Just when you thought you’d found an exciting hobby of off roading that didn’t involve math - guess again. Off roading will put your understanding of geometry and physics to the test. Off roading involves a lot of brute force and some tough equipment like big tires and custom bumpers; however, it also involves some careful calculations to avoid getting into trouble. One of those essential calculations is ground angles and how to negotiate them.
Angles and Off Roading
There are three important angles that every off roader needs to understand and study before attempting any serious hill climbing. When negotiating hills and valleys, you want to know your approach angle, your breakover angle, and your departure angle:
- The Approach - The steepest incline that a truck can climb without dragging the front bumper on the ground during the incline.
- The Breakover - The sharpest hillcrest a truck can maneuver without ending up “high-centered” and stuck on the crest with wheels off the ground.
- The Departure - The steepest slope that a truck can drive down without the rear bumper scraping along the dirt during the descent.
Based on these different angles, a driver needs to figure out whether their favorite off road truck can make it up and down the hill without dragging anything. Of equal importance is if they can get over the crest without becoming stuck up there once the front tires get over.
Vehicle Specifications and Angles
There are a few vehicle specs that you’ll need to know in order to estimate whether or not your truck can climb any hill. Those include the length of your truck, how much ground clearance you have, and the type of vehicle you’re driving. Generally speaking, the shorter your wheelbase and the higher your ground clearance, the better. Vehicles with a shorter wheelbase and higher clearance can climb or descend steeper slopes and go over sharper crests without scraping or dragging anything, ending up high-centered on the hilltop.
So How Do You Know If the Angle Is Right?
The good news about this whole mathematical situation is that it’s relatively easy to estimate your truck’s clearance with one simple item. Learning to estimate angles on the fly is a great way to gain hill climbing experience, but it’s still a good idea to know your limits just in case.
Using a broom, a yardstick, or even a long, straight branch, put the end on the ground so it touches the front tire, and then angle it upward until it touches the bumper or the lowest point on the front of the vehicle. That’s your front end angle. You can repeat it in the rear so you know the rear end angle, too. As for the breakover angle, it’s good to know the distance between your front and rear tires so you can at least estimate your clearance, but that one’s going to be more up to careful observation on your part and making the right moves.
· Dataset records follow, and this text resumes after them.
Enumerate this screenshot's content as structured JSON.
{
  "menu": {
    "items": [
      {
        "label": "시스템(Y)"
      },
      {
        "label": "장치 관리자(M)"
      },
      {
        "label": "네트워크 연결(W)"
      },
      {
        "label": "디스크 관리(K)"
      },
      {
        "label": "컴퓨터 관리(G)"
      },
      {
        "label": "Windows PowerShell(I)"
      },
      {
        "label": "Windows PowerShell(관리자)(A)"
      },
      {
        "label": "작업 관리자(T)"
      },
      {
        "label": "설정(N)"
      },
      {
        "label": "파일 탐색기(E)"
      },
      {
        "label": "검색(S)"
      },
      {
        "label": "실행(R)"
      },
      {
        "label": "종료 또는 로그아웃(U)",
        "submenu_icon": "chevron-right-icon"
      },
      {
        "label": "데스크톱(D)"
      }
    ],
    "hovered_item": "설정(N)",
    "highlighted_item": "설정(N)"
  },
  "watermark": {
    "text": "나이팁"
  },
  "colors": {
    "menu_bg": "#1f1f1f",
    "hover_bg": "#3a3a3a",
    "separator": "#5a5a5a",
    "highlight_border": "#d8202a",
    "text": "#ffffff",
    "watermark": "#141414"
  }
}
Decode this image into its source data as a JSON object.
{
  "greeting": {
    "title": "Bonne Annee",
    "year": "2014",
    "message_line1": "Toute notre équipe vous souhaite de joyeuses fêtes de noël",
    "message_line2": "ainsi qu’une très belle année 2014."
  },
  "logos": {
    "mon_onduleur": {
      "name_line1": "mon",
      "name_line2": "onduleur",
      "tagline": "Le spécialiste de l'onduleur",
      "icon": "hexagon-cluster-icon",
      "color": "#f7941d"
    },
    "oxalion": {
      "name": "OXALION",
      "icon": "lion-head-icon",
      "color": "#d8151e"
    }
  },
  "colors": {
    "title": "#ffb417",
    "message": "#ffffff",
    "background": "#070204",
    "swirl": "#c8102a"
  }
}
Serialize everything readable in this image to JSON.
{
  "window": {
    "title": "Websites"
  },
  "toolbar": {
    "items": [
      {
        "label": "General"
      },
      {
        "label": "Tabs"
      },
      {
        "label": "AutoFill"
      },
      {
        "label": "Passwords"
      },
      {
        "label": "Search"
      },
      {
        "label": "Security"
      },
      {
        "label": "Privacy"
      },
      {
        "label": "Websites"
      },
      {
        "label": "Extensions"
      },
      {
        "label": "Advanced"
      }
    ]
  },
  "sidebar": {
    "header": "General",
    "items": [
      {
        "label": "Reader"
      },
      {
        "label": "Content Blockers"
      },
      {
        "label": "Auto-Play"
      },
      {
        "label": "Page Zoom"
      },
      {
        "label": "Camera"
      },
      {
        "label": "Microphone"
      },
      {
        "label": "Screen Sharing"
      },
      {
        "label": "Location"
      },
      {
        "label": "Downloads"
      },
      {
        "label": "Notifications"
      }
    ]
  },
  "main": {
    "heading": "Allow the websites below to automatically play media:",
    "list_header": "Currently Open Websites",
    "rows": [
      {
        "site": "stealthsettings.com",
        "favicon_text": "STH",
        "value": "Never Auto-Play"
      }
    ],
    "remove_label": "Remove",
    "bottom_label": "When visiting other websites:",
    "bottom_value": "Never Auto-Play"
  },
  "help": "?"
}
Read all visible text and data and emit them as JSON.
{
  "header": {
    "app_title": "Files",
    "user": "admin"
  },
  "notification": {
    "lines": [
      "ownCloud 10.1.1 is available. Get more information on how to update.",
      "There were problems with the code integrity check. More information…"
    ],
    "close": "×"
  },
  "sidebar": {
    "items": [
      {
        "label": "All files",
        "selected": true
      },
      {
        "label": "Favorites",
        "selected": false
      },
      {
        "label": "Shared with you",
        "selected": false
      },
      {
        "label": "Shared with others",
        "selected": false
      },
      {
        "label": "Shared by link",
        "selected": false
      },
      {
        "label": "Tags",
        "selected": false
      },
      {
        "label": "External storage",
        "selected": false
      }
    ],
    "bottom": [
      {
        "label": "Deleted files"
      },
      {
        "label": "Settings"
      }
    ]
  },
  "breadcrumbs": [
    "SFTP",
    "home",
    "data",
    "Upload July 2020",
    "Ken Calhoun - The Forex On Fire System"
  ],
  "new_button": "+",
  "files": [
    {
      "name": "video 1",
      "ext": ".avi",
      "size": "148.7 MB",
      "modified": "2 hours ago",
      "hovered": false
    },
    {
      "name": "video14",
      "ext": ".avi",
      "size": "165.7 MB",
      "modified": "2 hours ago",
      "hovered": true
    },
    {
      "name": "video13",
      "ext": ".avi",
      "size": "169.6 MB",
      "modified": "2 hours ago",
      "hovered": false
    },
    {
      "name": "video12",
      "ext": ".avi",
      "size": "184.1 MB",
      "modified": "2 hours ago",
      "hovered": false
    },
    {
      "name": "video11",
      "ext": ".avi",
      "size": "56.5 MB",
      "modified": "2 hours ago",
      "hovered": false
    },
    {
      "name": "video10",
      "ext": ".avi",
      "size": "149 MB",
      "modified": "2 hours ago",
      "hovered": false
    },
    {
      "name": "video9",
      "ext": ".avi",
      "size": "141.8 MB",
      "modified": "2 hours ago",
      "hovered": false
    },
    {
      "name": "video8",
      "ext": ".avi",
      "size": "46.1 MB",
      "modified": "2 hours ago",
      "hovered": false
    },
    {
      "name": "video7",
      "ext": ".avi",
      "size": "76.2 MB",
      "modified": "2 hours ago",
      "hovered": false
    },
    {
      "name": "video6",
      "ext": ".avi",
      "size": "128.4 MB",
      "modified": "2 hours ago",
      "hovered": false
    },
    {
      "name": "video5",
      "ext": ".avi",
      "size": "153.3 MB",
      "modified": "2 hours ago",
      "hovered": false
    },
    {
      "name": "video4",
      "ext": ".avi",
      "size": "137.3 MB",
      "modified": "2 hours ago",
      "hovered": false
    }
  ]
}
Off roading isn’t a highly technical activity, but it has its moments. Whether you’re figuring out how much to air out your tires, or which lift kit or aftermarket truck bumper you need, a lot of the decision is based on what you do and the truck you do it with. The same goes for hill climbing angles. In being aware of these limitations and how to estimate your safest route, you’ll experience the excitement of pushing your truck to the limit without actually going over the limit. If you do, just back down before scraping up that steel bumper and try again, this time from a different angle!